At MGH, where the emergency department has allowed families to be present at cardiac arrest resuscitations for nearly two years, about one-third choose to be present, said Tricia Mian, a psychiatric clinical nurse specialist.

Some ethicists aren't sure whether it really helps most families. "A code can be brutal to watch," said Dr. Lachlan Forrow, director of the ethics service at Beth Israel Deaconess, using the hospital term for a resuscitation effort. "There can be violent things done desperately to get tubes into the right part of the body, and blood all over the place.

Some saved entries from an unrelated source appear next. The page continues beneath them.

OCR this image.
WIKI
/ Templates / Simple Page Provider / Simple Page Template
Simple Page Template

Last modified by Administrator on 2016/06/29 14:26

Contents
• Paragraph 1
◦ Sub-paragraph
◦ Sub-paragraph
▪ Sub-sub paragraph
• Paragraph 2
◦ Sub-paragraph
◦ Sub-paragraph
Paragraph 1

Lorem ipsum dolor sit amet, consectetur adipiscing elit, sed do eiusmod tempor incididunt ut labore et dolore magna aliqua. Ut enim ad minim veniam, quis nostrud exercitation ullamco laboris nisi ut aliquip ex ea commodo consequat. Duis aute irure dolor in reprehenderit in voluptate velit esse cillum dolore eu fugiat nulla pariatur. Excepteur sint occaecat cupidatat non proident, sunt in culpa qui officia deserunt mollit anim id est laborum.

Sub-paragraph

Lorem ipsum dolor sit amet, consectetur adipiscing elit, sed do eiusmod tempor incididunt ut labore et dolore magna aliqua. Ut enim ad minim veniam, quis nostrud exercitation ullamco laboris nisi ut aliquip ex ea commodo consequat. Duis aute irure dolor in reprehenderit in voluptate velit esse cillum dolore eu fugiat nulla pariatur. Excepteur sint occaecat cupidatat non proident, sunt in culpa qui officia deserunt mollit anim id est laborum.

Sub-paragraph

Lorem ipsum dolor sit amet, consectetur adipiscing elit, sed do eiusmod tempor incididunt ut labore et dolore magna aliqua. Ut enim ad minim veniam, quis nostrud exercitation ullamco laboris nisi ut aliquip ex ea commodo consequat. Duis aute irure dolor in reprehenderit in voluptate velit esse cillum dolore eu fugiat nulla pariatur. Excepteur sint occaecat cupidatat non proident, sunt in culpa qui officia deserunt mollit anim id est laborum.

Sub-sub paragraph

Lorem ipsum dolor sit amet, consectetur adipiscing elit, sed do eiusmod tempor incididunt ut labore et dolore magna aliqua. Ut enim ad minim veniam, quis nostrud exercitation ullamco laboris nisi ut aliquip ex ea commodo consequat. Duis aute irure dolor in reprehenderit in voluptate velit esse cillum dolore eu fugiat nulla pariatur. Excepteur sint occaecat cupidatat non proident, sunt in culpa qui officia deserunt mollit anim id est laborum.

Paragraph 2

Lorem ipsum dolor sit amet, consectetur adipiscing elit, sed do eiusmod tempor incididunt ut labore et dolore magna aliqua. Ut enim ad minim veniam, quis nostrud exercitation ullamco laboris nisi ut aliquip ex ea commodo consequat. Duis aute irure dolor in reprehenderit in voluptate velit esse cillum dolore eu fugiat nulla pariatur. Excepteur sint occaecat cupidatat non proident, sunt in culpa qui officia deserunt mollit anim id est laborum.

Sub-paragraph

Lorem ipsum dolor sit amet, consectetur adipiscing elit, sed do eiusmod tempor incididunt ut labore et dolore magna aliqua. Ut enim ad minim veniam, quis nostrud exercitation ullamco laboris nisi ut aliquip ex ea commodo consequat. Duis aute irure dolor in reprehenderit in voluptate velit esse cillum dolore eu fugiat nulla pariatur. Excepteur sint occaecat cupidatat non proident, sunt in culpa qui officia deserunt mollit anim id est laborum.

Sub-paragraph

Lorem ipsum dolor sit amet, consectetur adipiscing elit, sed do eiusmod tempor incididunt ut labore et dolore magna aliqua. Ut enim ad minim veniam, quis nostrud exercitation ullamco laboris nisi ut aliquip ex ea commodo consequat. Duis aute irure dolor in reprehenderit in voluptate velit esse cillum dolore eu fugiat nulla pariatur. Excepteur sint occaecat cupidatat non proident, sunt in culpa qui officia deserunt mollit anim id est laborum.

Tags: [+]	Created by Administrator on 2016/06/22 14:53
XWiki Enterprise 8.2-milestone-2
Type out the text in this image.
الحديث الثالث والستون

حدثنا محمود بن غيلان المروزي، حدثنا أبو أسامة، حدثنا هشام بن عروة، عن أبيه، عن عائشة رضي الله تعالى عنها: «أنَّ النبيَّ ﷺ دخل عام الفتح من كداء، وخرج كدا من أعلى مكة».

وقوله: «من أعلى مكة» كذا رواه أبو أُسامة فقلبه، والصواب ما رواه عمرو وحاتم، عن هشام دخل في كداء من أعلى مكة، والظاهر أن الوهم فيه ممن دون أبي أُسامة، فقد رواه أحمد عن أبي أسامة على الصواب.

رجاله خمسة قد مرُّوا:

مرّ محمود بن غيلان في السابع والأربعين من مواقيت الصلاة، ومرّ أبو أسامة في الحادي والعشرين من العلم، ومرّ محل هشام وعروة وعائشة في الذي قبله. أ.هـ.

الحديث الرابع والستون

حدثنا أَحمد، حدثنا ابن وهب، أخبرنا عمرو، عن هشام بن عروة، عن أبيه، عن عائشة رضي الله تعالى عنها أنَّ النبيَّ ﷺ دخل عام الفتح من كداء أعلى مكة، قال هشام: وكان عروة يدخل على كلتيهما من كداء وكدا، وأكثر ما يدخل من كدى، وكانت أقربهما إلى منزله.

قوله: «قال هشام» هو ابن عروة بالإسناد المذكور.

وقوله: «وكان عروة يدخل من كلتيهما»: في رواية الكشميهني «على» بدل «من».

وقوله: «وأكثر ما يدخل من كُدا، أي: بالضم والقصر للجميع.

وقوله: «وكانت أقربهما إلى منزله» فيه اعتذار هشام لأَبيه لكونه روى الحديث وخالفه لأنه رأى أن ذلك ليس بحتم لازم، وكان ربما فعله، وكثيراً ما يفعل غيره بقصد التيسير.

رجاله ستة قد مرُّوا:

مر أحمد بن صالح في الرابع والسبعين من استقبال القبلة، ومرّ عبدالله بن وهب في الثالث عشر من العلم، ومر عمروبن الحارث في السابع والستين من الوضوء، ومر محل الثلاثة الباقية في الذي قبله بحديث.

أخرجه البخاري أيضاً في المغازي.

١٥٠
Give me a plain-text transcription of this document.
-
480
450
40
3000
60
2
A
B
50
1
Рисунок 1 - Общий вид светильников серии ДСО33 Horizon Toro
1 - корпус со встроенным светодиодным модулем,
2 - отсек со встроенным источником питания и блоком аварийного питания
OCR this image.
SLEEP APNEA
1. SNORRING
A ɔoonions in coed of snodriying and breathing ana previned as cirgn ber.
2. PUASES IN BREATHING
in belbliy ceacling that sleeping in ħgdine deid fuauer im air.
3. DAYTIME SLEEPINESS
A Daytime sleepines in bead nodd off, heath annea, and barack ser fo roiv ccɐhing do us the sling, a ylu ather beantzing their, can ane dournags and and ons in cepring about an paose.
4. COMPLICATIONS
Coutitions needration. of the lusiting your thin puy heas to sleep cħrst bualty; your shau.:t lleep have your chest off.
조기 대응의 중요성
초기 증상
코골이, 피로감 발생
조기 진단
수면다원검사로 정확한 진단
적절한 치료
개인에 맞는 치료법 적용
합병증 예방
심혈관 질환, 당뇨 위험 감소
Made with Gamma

It makes me really worry about the impact on the family."

Forrow also suggested that if families feel they have to be present to alleviate doubts about the staff's efforts, then hospitals need to work on building trust.

Another issue that concerns Dr. Andy Whittemore, chief medical officer at Brigham and Women's Hospital, is what the patient would want, since he or she is often unable to consent to having relatives present.

Privacy issues also come up if the patient is not in a private room, he said. The Brigham is working its way toward including family more often, he said.

Dr. Monica Kleinman, clinical director of the medical-surgical ICU at Children's Hospital, acknowledges that for some families, witnessing a resuscitation would be unbearable. But she said families have repeatedly said that being with their child was reassuring.

"The major shift has been in the attitude of clinicians," Kleinman said. "We are realizing this is helpful to parents . . . and putting aside our own sense of possible discomfort at being observed in a setting where we're not used to."